As rajadas ultrapassaram 100 quilômetros por hora, provocaram mortes, quedas de árvores, interrupções no fornecimento de energia e transtornos nos sistemas de transporte público.
Para especialistas em clima e meio ambiente, os episódios mostram que a resposta dos municípios ainda é predominantemente reativa e pouco preparada para reduzir os impactos antes que as emergências aconteçam.
A preocupação aumenta diante da previsão de influência do El Niño ao longo do segundo semestre, com possibilidade de chuvas excessivas, secas severas e ondas de calor em diferentes regiões do país.
O professor de Ciências Ambientais da Universidade Estadual Paulista, Pedro Torres, avalia que as políticas de adaptação precisam ser tratadas com a mesma urgência dos próprios eventos extremos.
“Eventos extremos vão acontecer cada vez mais e com mais intensidade. Não se trata apenas de ter um melhor alerta. O desafio agora é construir cidades mais resilientes”, afirmou.
Especialistas defendem que a gestão de riscos seja organizada em três frentes: prevenção, resposta durante a emergência e recuperação após o desastre.
A emissão de alertas meteorológicos é considerada importante, mas insuficiente quando as cidades não possuem infraestrutura adequada, protocolos claros e equipes preparadas para proteger a população.
No Rio de Janeiro, avisos sobre a possibilidade de rajadas foram emitidos pouco antes do vendaval de quarta-feira (29). O Sistema Alerta Rio divulgou uma comunicação às 14h15, enquanto a Defesa Civil estadual informou que um alerta regional foi emitido às 15h30.
A rapidez da formação do fenômeno trouxe margem de incerteza para a meteorologia, mas especialistas afirmam que isso não pode justificar a falta de preparação urbana.
A avaliação é de que o principal ponto não está apenas na capacidade de prever a velocidade exata do vento, mas na forma como a cidade responde quando o risco é identificado.
Entre as medidas consideradas necessárias estão o manejo preventivo das árvores, a modernização das redes elétricas, a atualização dos mapas de risco e a revisão dos planos municipais de adaptação climática.

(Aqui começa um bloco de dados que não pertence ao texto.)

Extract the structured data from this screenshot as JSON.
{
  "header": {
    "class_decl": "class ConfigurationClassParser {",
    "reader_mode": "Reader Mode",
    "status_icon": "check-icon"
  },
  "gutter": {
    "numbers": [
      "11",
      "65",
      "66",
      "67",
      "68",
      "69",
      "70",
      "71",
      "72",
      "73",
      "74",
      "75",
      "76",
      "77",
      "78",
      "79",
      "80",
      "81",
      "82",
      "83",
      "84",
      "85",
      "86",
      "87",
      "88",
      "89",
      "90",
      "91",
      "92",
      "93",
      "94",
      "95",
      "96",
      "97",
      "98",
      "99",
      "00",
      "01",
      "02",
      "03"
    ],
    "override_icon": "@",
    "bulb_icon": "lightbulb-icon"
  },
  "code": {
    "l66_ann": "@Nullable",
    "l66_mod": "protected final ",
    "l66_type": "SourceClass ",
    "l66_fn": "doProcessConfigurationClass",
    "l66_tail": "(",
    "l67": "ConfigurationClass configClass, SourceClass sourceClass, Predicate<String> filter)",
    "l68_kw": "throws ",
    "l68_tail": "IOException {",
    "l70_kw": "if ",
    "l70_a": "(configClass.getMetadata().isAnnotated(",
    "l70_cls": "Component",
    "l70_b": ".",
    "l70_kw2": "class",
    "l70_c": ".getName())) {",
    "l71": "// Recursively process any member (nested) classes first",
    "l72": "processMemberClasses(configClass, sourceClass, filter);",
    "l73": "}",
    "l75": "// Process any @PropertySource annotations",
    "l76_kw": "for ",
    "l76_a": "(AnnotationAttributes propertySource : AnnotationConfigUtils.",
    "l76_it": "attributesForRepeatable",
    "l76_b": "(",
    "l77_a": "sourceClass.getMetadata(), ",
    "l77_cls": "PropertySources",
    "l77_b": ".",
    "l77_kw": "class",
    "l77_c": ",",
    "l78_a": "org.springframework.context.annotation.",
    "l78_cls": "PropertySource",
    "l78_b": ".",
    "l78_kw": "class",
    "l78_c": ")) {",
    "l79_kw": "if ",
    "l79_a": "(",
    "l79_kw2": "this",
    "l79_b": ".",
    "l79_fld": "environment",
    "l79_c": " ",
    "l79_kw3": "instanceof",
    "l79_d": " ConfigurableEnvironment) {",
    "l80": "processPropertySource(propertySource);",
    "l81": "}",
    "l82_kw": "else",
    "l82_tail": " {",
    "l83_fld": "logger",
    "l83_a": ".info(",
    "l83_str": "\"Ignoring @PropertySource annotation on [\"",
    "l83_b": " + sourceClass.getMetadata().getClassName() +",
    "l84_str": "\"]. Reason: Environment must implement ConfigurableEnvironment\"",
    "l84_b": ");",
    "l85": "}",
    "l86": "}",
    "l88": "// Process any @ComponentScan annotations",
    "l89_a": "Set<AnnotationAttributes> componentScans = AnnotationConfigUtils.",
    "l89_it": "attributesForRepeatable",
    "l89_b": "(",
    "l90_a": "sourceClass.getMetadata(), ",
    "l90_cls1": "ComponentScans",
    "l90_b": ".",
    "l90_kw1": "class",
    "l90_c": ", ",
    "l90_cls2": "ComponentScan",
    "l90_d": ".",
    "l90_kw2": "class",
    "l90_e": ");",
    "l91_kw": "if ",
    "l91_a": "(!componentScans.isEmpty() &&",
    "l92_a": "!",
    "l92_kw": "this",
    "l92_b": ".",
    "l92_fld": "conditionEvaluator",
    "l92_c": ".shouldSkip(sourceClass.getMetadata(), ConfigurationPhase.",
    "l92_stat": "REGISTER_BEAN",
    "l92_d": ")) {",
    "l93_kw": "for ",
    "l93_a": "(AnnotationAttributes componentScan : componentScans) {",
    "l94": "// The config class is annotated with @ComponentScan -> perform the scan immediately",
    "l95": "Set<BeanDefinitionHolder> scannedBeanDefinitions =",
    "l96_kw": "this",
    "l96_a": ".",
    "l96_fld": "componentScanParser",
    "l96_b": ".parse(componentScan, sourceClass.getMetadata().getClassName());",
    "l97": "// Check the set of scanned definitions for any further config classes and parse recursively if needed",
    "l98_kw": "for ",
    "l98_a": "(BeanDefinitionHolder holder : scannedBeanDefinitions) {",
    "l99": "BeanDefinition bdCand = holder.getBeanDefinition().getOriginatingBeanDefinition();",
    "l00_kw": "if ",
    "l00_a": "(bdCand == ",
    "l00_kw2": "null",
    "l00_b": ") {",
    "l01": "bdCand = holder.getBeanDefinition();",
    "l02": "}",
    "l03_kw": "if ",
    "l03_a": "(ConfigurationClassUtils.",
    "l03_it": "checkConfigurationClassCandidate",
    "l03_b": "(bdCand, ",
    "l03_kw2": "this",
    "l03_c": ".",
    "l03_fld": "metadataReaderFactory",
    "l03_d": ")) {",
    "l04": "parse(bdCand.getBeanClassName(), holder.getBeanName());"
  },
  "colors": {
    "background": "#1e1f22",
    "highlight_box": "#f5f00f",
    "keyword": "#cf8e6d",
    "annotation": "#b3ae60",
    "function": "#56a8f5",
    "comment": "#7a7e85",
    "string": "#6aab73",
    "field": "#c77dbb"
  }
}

Também é defendida a inclusão de análises de risco climático em projetos de infraestrutura e obras públicas, para que novas intervenções urbanas sejam planejadas considerando eventos extremos.
As concessionárias responsáveis por serviços essenciais, como energia elétrica, também deveriam manter planos de prevenção, mitigação e resposta a desastres, segundo os especialistas.
Uma das propostas é a criação de abrigos climáticos, espaços preparados para receber a população durante ventanias, ondas de calor, enchentes e outros eventos severos.
Esses locais poderiam funcionar em equipamentos públicos já existentes, como escolas, centros comunitários e espaços culturais, desde que adaptados e incluídos nos planos de emergência.
Além da infraestrutura, pesquisadores destacam a necessidade de ampliar a educação para o risco. A população precisa saber como interpretar alertas e como agir diante de ventos fortes, inundações, incêndios e ondas de calor.
A proposta inclui campanhas permanentes, atividades nas escolas, treinamentos comunitários e simulados de emergência, seguindo modelos utilizados em países frequentemente atingidos por desastres naturais.
Para os especialistas, a prevenção deve integrar o cotidiano das cidades e não ser adotada apenas depois de tragédias. A combinação de planejamento urbano, comunicação eficiente, infraestrutura resistente e educação pode reduzir danos e salvar vidas diante de eventos climáticos cada vez mais frequentes.